Additionally, four host stadiums were equipped with a new two-flow bin system for waste and recyclables, while 210,200 cigarette butts were collected and recycled. Twenty-one matches also offered audio-descriptive commentary for blind and partially-sighted fans, with three venues equipped with an audio-descriptive commentary system that will remain after the tournament.
Twenty-five per cent of the spectators were overseas fans who had travelled to France specifically for the event.
The report has been released to coincide with the one-year anniversary of the World Cup final and comes after FIFA last month awarded hosting rights for the 2023 tournament to Australia and New Zealand.
FIFA president Gianni Infantino said: “The FIFA Women’s World Cup France 2019 was an unprecedented success, breaking numerous records on and off the pitch. In line with FIFA’s commitment to organise tournaments in a sustainable way, this report further highlights the lasting impact and legacy of France 2019, not only for women’s football, but also for the local economy and the society.
“As FIFA now begins a new journey towards the next FIFA Women’s World Cup in 2023, we would like to warmly thank France, the FFF and the Local Organising Committee for their commitment to delivering a sustainable legacy for France 2019 and look forward to working together with Australia and New Zealand to break new records in 2023 and further boost women’s football in the region and around the world.”
Noël Le Graët, president of the FFF and the local organising committee, added: “The first satisfaction is to have proved that a women’s football competition can win popular support and help to change the perception of women’s football.

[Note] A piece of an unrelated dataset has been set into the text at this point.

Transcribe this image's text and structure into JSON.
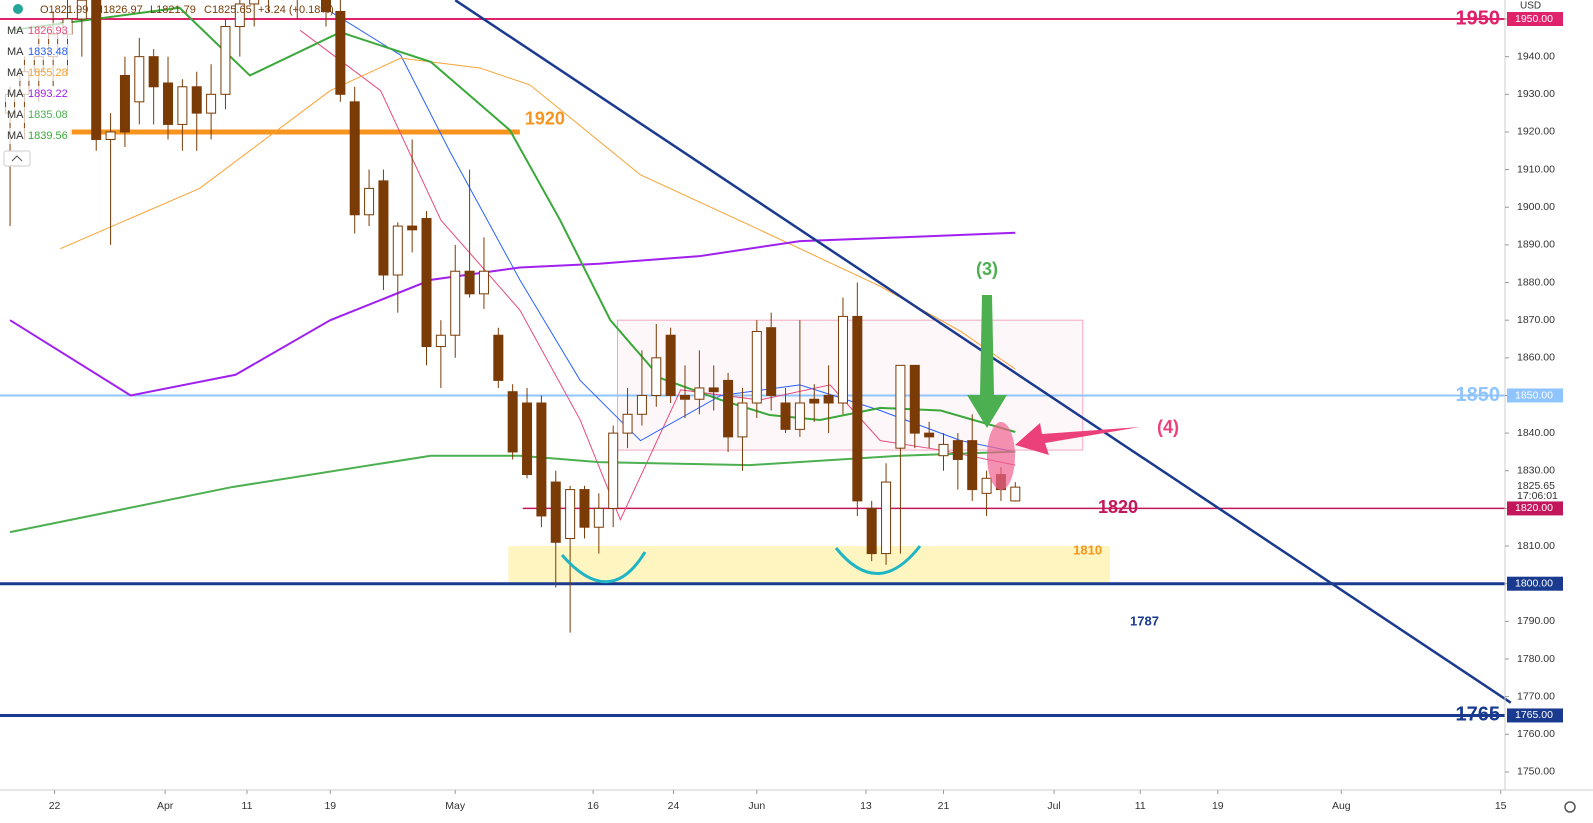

“In 2014, when the FFF decided to take over the organisation, I remember the scepticism surrounding the organisation, particularly with regard to the economic dimension. Today, the economic results are positive. They prove that the efforts of FIFA, the LOC, the FFF, the leagues, and the host regions and cities have paid off.
“It is also a source of pride that football, with the organisation of a major women’s sporting event, brings significant direct and indirect economic benefits to the territories and the community. The environmental effort should also be highlighted. In this sector, the FFF’s involvement, with the implementation of its eco-responsible policy, must continue.”
Lyon’s Groupama Stadium (pictured) hosted the semi-finals and final of the tournament, with the final attracting a crowd of 57,900.